In Inspire! Champy tells the story of successful businesses and how they ingeniously met their customers' needs.  Author of other works including the bestseller, coauthored with Michael Hammer, Reengineering the Corporation (rev. ed., CH, Feb'02, 39-3479) and Outsmart!: How to Do What Your Competitors Can't (CH, Sep'08, 46-0393), Champy uses detailed accounts of several companies such as Stonyfield Farm, Go Daddy, and Honest Tea to demonstrate different ideals of inspiring customers.  The strategies and tactics outlined in the book are unique to each company based on their individual positioning, from offering convenient and fun cars for rent on an hourly basis (Zipcar) to offering sign language videos for children (Two Little Hands Productions).  Some concepts in the accounts are not new but are worth reiterating, e.g., being honest or empathetic.  The stories are what make this book memorable, however, and the ideas Champy describes are transferable. Inspire!'s best feature is the range of examples, which are drawn from a variety of industries as well as small and large companies.  The book's format is sequential, and each chapter presents a case of a different company and bulleted hightlights on how to connect with customers.  Summing Up: Recommended ** Business collections serving general readers, all levels of students, faculty, and practitioners.

Acclamations for outsmart!

Dr. Robert “Bob” Metcalfe
General Partner
Polaris Venture Partners

“Champy’s is a beautiful little book, full of delightful stories and handy checklists that teach how to succeed in businesses by really trying.”

“Jim Champy, co-father of corporate reengineering, weaves the wisdom of Santa Anna, Charles Darwin, Peter Drucker, Paul Samuelson, Captain Queeg, and Jim Champy through short stories and charming checklists of business success.”

“To outsmart or be outsmarted, that is the question in modern business.  Jim Champy has found the answer, in fact many answers, by looking inside amazingly successful companies.  And he tells their simple stories in this book that is so delightfully short it can be read on one flight.”


Ray Stata
Chairman of the Board
Analog Devices, Inc.

“In Outsmart, to better understand how to compete and thrive in today’s chaotic, high-risk business world, Champy analyzes the success stories of nine diverse, high-growth companies.  Through the lens of an insightful, celebrated management consultant, Champy abstracts the essentials which underpin the success of the smartest he could identify and then poses questions about how the lessons learned from their experience can be applied more universally to create new businesses or to rejuvenate the performance of established firms.”

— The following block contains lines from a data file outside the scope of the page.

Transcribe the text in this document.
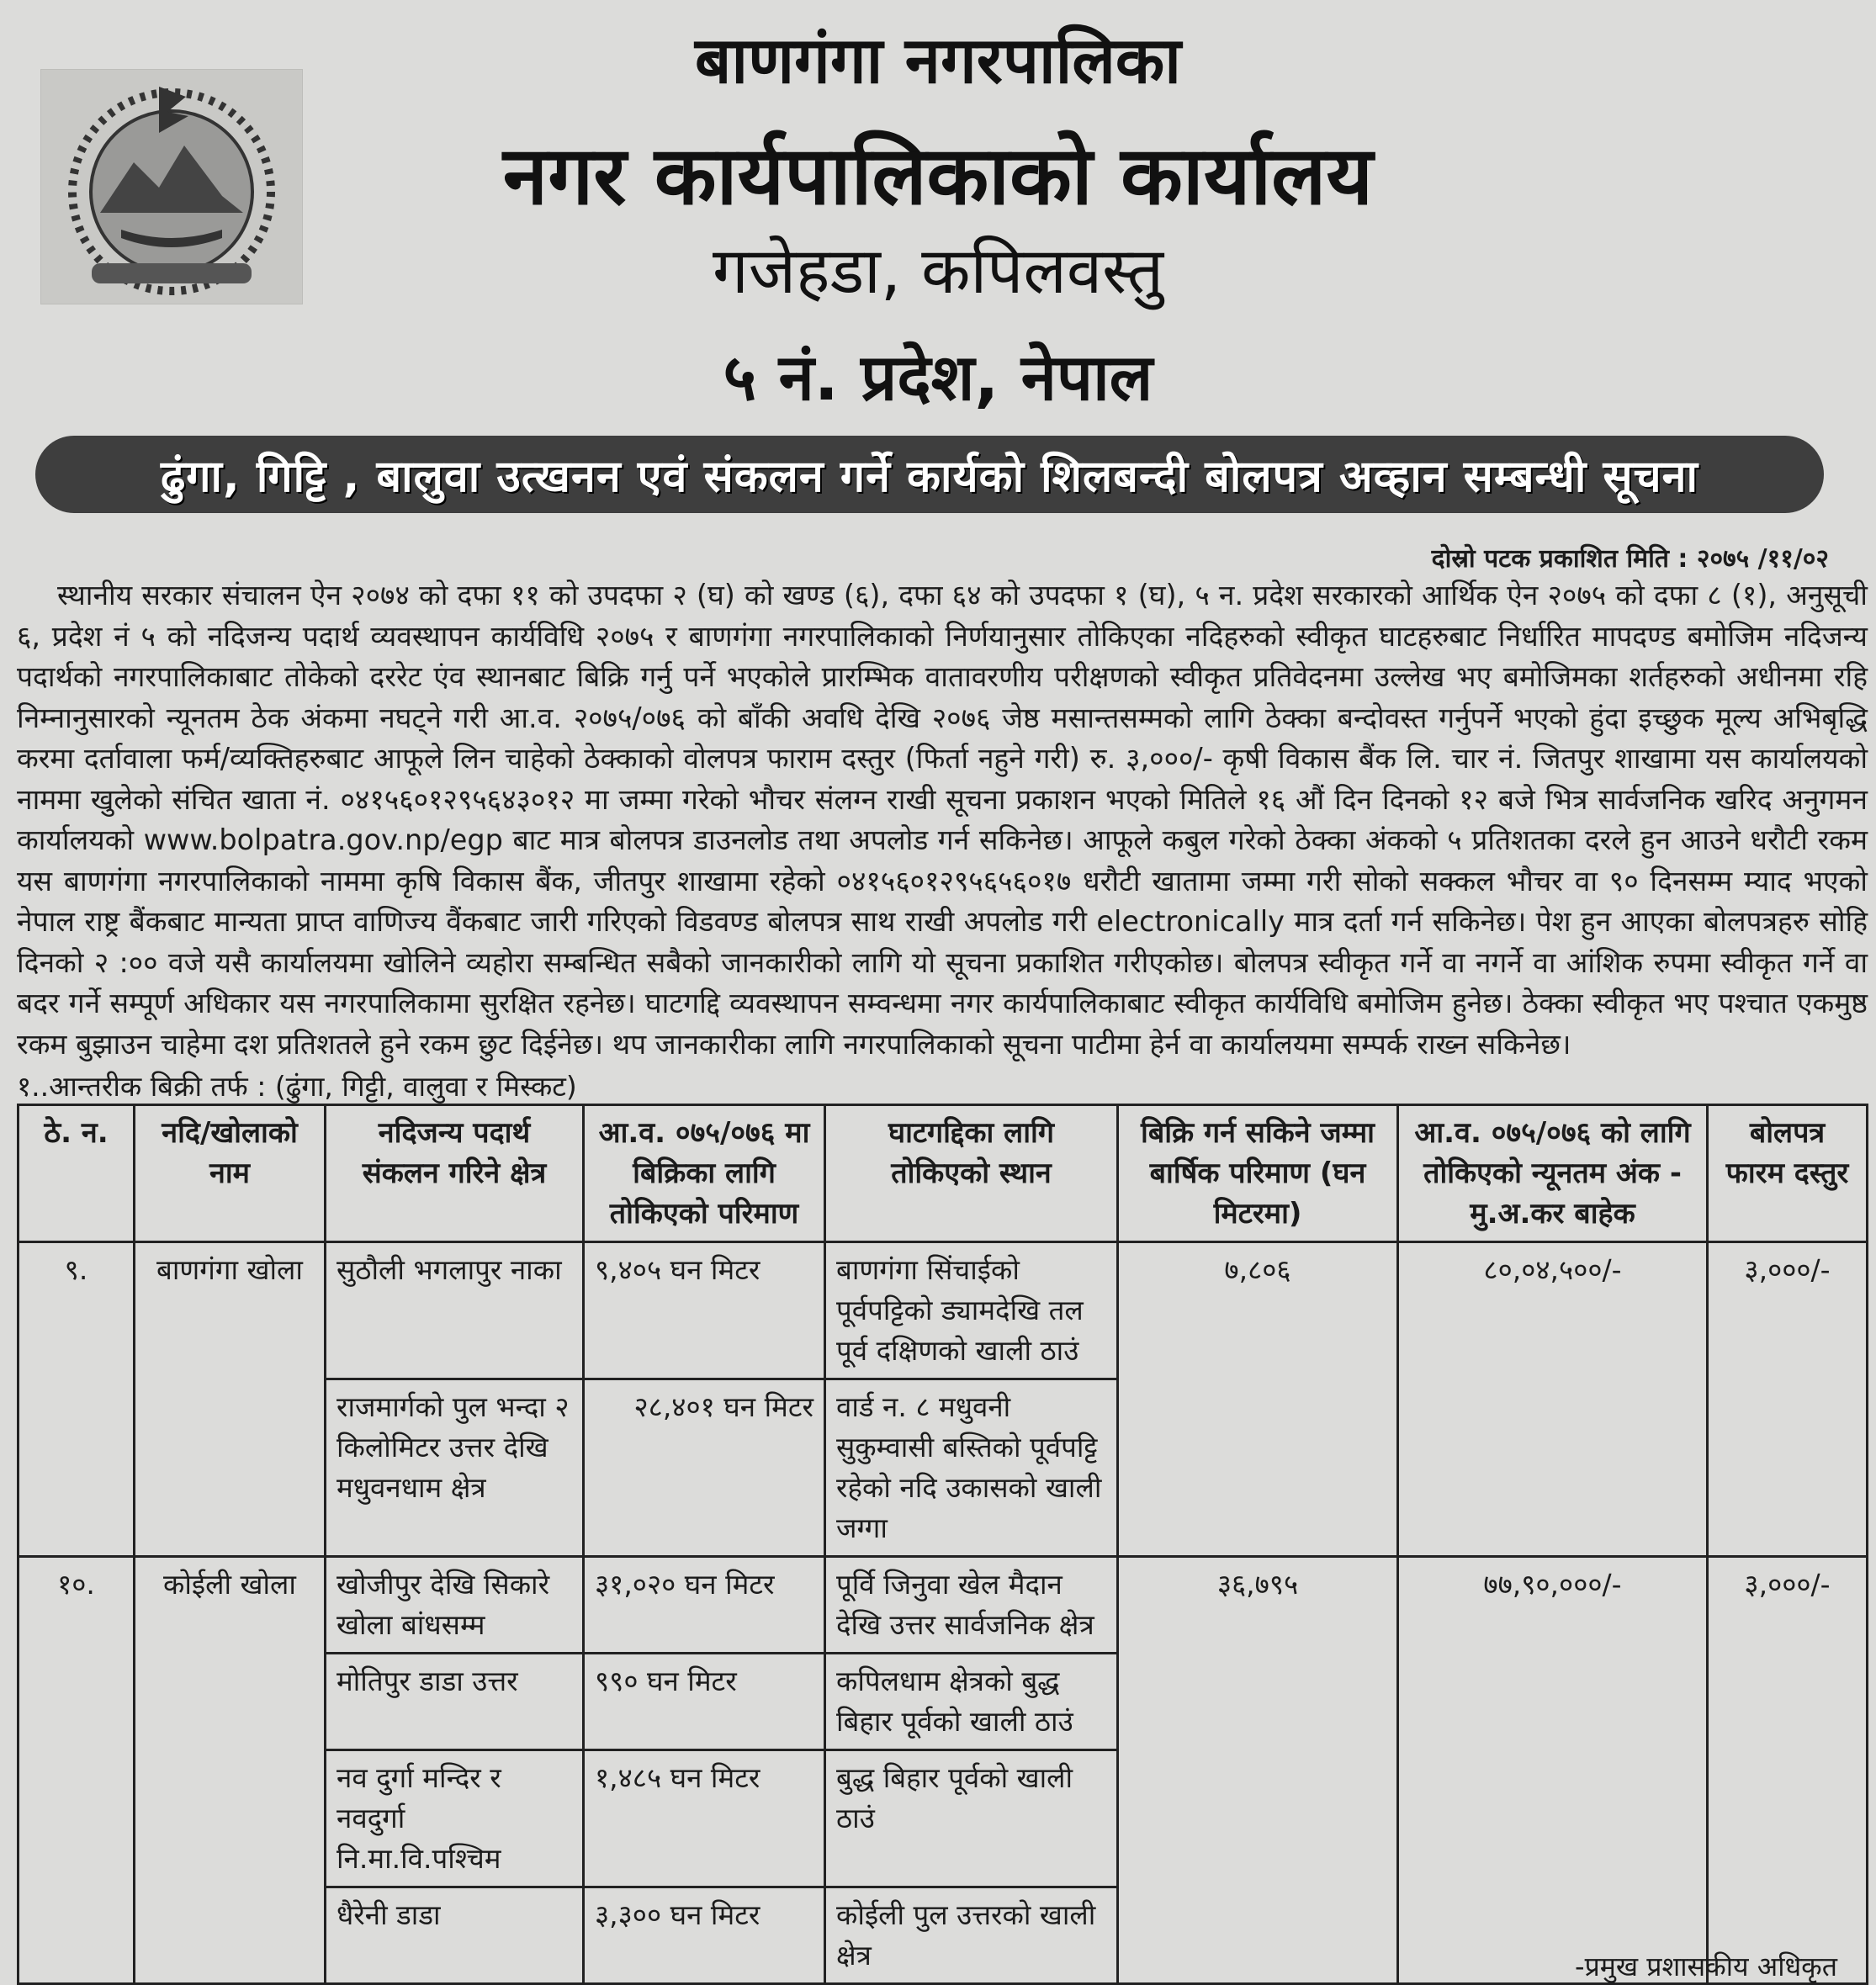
बाणगंगा नगरपालिका
नगर कार्यपालिकाको कार्यालय
गजेहडा, कपिलवस्तु
५ नं. प्रदेश, नेपाल
ढुंगा, गिट्टि , बालुवा उत्खनन एवं संकलन गर्ने कार्यको शिलबन्दी बोलपत्र अव्हान सम्बन्धी सूचना
दोस्रो पटक प्रकाशित मिति : २०७५ /११/०२

स्थानीय सरकार संचालन ऐन २०७४ को दफा ११ को उपदफा २ (घ) को खण्ड (६), दफा ६४ को उपदफा १ (घ), ५ न. प्रदेश सरकारको आर्थिक ऐन २०७५ को दफा ८ (१), अनुसूची ६, प्रदेश नं ५ को नदिजन्य पदार्थ व्यवस्थापन कार्यविधि २०७५ र बाणगंगा नगरपालिकाको निर्णयानुसार तोकिएका नदिहरुको स्वीकृत घाटहरुबाट निर्धारित मापदण्ड बमोजिम नदिजन्य पदार्थको नगरपालिकाबाट तोकेको दररेट एंव स्थानबाट बिक्रि गर्नु पर्ने भएकोले प्रारम्भिक वातावरणीय परीक्षणको स्वीकृत प्रतिवेदनमा उल्लेख भए बमोजिमका शर्तहरुको अधीनमा रहि निम्नानुसारको न्यूनतम ठेक अंकमा नघट्ने गरी आ.व. २०७५/०७६ को बाँकी अवधि देखि २०७६ जेष्ठ मसान्तसम्मको लागि ठेक्का बन्दोवस्त गर्नुपर्ने भएको हुंदा इच्छुक मूल्य अभिबृद्धि करमा दर्तावाला फर्म/व्यक्तिहरुबाट आफूले लिन चाहेको ठेक्काको वोलपत्र फाराम दस्तुर (फिर्ता नहुने गरी) रु. ३,०००/- कृषी विकास बैंक लि. चार नं. जितपुर शाखामा यस कार्यालयको नाममा खुलेको संचित खाता नं. ०४१५६०१२९५६४३०१२ मा जम्मा गरेको भौचर संलग्न राखी सूचना प्रकाशन भएको मितिले १६ औं दिन दिनको १२ बजे भित्र सार्वजनिक खरिद अनुगमन कार्यालयको www.bolpatra.gov.np/egp बाट मात्र बोलपत्र डाउनलोड तथा अपलोड गर्न सकिनेछ। आफूले कबुल गरेको ठेक्का अंकको ५ प्रतिशतका दरले हुन आउने धरौटी रकम यस बाणगंगा नगरपालिकाको नाममा कृषि विकास बैंक, जीतपुर शाखामा रहेको ०४१५६०१२९५६५६०१७ धरौटी खातामा जम्मा गरी सोको सक्कल भौचर वा ९० दिनसम्म म्याद भएको नेपाल राष्ट्र बैंकबाट मान्यता प्राप्त वाणिज्य वैंकबाट जारी गरिएको विडवण्ड बोलपत्र साथ राखी अपलोड गरी electronically मात्र दर्ता गर्न सकिनेछ। पेश हुन आएका बोलपत्रहरु सोहि दिनको २ :०० वजे यसै कार्यालयमा खोलिने व्यहोरा सम्बन्धित सबैको जानकारीको लागि यो सूचना प्रकाशित गरीएकोछ। बोलपत्र स्वीकृत गर्ने वा नगर्ने वा आंशिक रुपमा स्वीकृत गर्ने वा बदर गर्ने सम्पूर्ण अधिकार यस नगरपालिकामा सुरक्षित रहनेछ। घाटगद्दि व्यवस्थापन सम्वन्धमा नगर कार्यपालिकाबाट स्वीकृत कार्यविधि बमोजिम हुनेछ। ठेक्का स्वीकृत भए पश्चात एकमुष्ठ रकम बुझाउन चाहेमा दश प्रतिशतले हुने रकम छुट दिईनेछ। थप जानकारीका लागि नगरपालिकाको सूचना पाटीमा हेर्न वा कार्यालयमा सम्पर्क राख्न सकिनेछ।

१..आन्तरीक बिक्री तर्फ : (ढुंगा, गिट्टी, वालुवा र मिस्कट)
ठे. न.	नदि/खोलाको नाम	नदिजन्य पदार्थ संकलन गरिने क्षेत्र	आ.व. ०७५/०७६ मा बिक्रिका लागि तोकिएको परिमाण	घाटगद्दिका लागि तोकिएको स्थान	बिक्रि गर्न सकिने जम्मा बार्षिक परिमाण (घन मिटरमा)	आ.व. ०७५/०७६ को लागि तोकिएको न्यूनतम अंक - मु.अ.कर बाहेक	बोलपत्र फारम दस्तुर
९.	बाणगंगा खोला	सुठौली भगलापुर नाका	९,४०५ घन मिटर	बाणगंगा सिंचाईको पूर्वपट्टिको ड्यामदेखि तल पूर्व दक्षिणको खाली ठाउं	७,८०६	८०,०४,५००/-	३,०००/-
		राजमार्गको पुल भन्दा २ किलोमिटर उत्तर देखि मधुवनधाम क्षेत्र	२८,४०१ घन मिटर	वार्ड न. ८ मधुवनी सुकुम्वासी बस्तिको पूर्वपट्टि रहेको नदि उकासको खाली जग्गा			
१०.	कोईली खोला	खोजीपुर देखि सिकारे खोला बांधसम्म	३१,०२० घन मिटर	पूर्वि जिनुवा खेल मैदान देखि उत्तर सार्वजनिक क्षेत्र	३६,७९५	७७,९०,०००/-	३,०००/-
		मोतिपुर डाडा उत्तर	९९० घन मिटर	कपिलधाम क्षेत्रको बुद्ध बिहार पूर्वको खाली ठाउं			
		नव दुर्गा मन्दिर र नवदुर्गा नि.मा.वि.पश्चिम	१,४८५ घन मिटर	बुद्ध बिहार पूर्वको खाली ठाउं			
		धैरेनी डाडा	३,३०० घन मिटर	कोईली पुल उत्तरको खाली क्षेत्र				-प्रमुख प्रशासकीय अधिकृत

“Champy’s engaging prose, fascinating success stories, penetrating reflections and provocative challenges to the status quo capture your full attention from the first page to the last and leave your mind swirling with new thoughts about how to exploit opportunities in a very different world.”


Gururaj “Desh” Deshpande
Founder and Chairman
Sycamore Networks, Inc.

“This book shows how to spot opportunities in a world that looks, at times, like everything is done.  Jim has strung together nine pearls that reveal the essence of entrepreneurship.”


Frances Hesselbein
Founding President & Chairman
Leader to Leader Institute

"Jim Champy’s call to action in Outsmart!: How to Do What Your Competitors Can't is filled with the power of ideas, courage, innovation and shared beliefs and values, the culture of the company."
 
"This small but mighty handbook is a great gift to leaders of the organization of the future."


Denis A. Bovin
Vice Chairman, Investment Banking
Bear Stearns & Co., Inc.

"At a time of accelerating change for businesses everywhere, it is clear that chaotic conditions represent opportunities for the prepared corporation. In this remarkably readable and incisive book, Jim Champy provides case studies of fast growing, innovative companies who have created and implemented successful strategies that are practical, market tested and reproducible in today's global marketplace. There are a wealth of lessons to be learned and applied from the experiences detailed here-insights that can help create sustainable competitive advantages and make the difference between dramatic growth and stasis.This timely contribution to the business press can be read in a few hours, and its lessons will endure for years."